DVD : Harun Farocki, des images qui pensent

Christophe Kantcheff  • 23 juin 2011 abonné·es

Se tenant en marge de la production commerciale, Harun Farocki,
qui est de nationalité allemande,
réfléchit avant tout sur la nature des images, ayant réalisé plus de quatre-vingts films de genres différents (courts, longs, essais, fictions…), en même temps qu’il donne
des textes théoriques et produit,
depuis une vingtaine d’années,
des installations dans de nombreux lieux d’art contemporain.

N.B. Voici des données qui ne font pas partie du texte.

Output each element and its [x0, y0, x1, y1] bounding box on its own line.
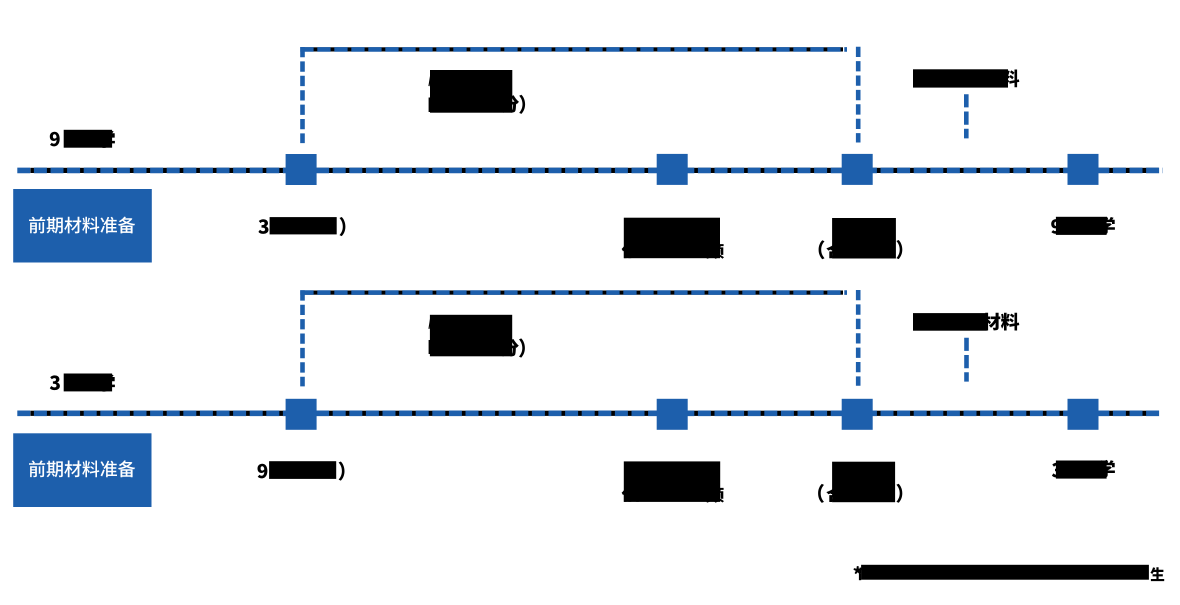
label 2-3 redaction [832, 462, 895, 503]
label 1-4 redaction [1056, 217, 1107, 235]
label 1-3 redaction [832, 218, 896, 259]
bracket 2 top dashed line [300, 291, 847, 295]
bracket 2 close paren [519, 338, 525, 357]
timeline 1 dashed axis [17, 168, 1163, 173]
label 1-1 close paren [340, 217, 346, 236]
right label 1 char 料 [1001, 70, 1019, 88]
timeline 2 dashed axis [17, 411, 1160, 416]
right label 2 char 料 [1001, 313, 1019, 331]
label 1-2 right fragment [706, 243, 724, 259]
node 1-1 [286, 154, 317, 185]
node 2-3 [842, 399, 873, 430]
right label 1 redaction [913, 69, 1008, 87]
bracket 1 close paren [519, 95, 525, 114]
node 2-4 [1068, 399, 1099, 430]
bracket 2 left vertical dashed [300, 290, 305, 386]
node 1-4 [1068, 154, 1099, 185]
footnote redaction [861, 565, 1149, 580]
stage box 2: 前期材料准备 [13, 433, 151, 507]
bracket 1 annotation text (redacted, two lines) [428, 76, 431, 86]
bracket 2 annotation text (redacted, two lines) [428, 319, 431, 329]
footnote asterisk [854, 566, 862, 574]
connector 1 vertical dashed [964, 94, 969, 138]
right label 2 char 材 [982, 313, 1000, 331]
label 1-2 left fragment [622, 243, 640, 258]
label 1-3 char 合 [826, 243, 844, 258]
label 2-2 right fragment [706, 487, 724, 503]
connector 2 vertical dashed [964, 338, 969, 382]
label 2-4 redaction [1056, 461, 1107, 479]
label 1-4 digit 9 [1051, 219, 1061, 234]
bracket 1 char 分 [501, 95, 519, 113]
bracket 1 left vertical dashed [300, 47, 305, 143]
label 2-3 char 合 [826, 487, 844, 503]
box 2 label text [29, 460, 135, 477]
node 2-2 [657, 399, 688, 430]
label 2-1 close paren [339, 462, 345, 481]
node 2-1 [286, 399, 317, 430]
title 2 digit 3 [50, 375, 60, 390]
label 1-4 char 学 [1098, 217, 1115, 235]
title 2 redaction [64, 374, 112, 392]
label 2-4 digit 3 [1052, 463, 1062, 478]
bracket 2 right vertical dashed [856, 290, 861, 386]
bracket 1 right vertical dashed [856, 47, 861, 143]
box 1 label text [29, 217, 135, 234]
label 1-1 digit 3 [258, 219, 268, 234]
footnote char 生 [1150, 567, 1164, 581]
label 2-1 redaction [269, 461, 336, 479]
label 2-3 open paren [818, 484, 824, 503]
right label 2 redaction [913, 313, 987, 331]
title 1 digit 9 [50, 132, 60, 147]
label 2-1 digit 9 [258, 464, 268, 479]
label 2-4 char 学 [1098, 460, 1115, 478]
label 1-1 redaction [270, 217, 337, 234]
stage box 1: 前期材料准备 [13, 189, 152, 263]
title 1 redaction [64, 130, 112, 148]
label 2-2 left fragment [622, 487, 640, 502]
title 1 char 学 [98, 130, 115, 148]
label 2-3 close paren [896, 484, 902, 503]
title 2 char 学 [98, 374, 115, 392]
label 2-2 redaction [624, 461, 720, 502]
label 1-2 redaction [624, 218, 720, 259]
node 1-3 [842, 154, 873, 185]
bracket 2 redaction [430, 315, 512, 357]
bracket 1 redaction [430, 70, 512, 113]
label 1-3 open paren [819, 240, 825, 259]
label 1-3 close paren [896, 240, 902, 259]
bracket 2 char 分 [501, 339, 519, 357]
node 1-2 [657, 154, 688, 185]
bracket 1 top dashed line [300, 47, 847, 51]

Si Harun Farocki a bénéficié en 2009 d’une rétrospective de ses œuvres cinématographiques et audiovisuelles
à la galerie du Jeu de paume, à Paris,
son travail reste relativement confidentiel.
Le DVD que publient aujourd’hui les éditions Survivance est un bon moyen de le faire mieux connaître, d’autant qu’il contient deux films passionnants, réalisés à vingt ans d’intervalle, sur une même thématique : comment regarder des images de la Shoah ? Il s’agit d’Images du monde et inscription de la guerre (1988) et En sursis (2007).
Le premier revient sur les images aériennes d’Auschwitz prises en 1944. Fait marquant
et a priori scandaleux : ces images sont
le fait des Alliés, qui ont à l’époque négligé l’existence du camp parce qu’ils cherchaient à localiser tout autre chose : les grandes entreprises industrielles à proximité.
Ce n’est que beaucoup plus tard, à la fin
des années 1970, que des agents de la CIA
se sont de nouveau intéressés à ces photos, en quête, cette fois-ci, de clichés d’Auschwitz.

Images du monde et inscription de la guerre s’interroge ainsi sur la question du point de vue – c’est lui qui détermine ce
que l’on voit effectivement ou pas. Harun Farocki met aussi au jour ce geste apparemment contradictoire qui consiste à prendre une photo, donc à sauver – et par là même archiver – et détruire, puisque ceux qui prenaient les images étaient aussi ceux qui bombardaient ou qui détruisaient les Juifs.
En sursis est composé à partir des rushes d’un film inachevé, tourné sur ordre,
en 1944, au camp hollandais de Westerbork, par le photographe Rudolf Breslauer,
lui-même détenu et juif. Ces rushes contiennent les seules images existantes qui montrent le départ, étrangement tranquille, d’un train de déportés vers les camps de l’Est. Là encore, Farocki interroge le point de vue. Est-ce celui du commanditaire nazi ? Celui des victimes ? Celui du photographe ? Le cinéaste met en exergue l’extrême ambiguïté de ces images, censées montrer l’utilité de ce camp de transit, alors qu’elles sont hantées par le sentiment de la mort prochaine.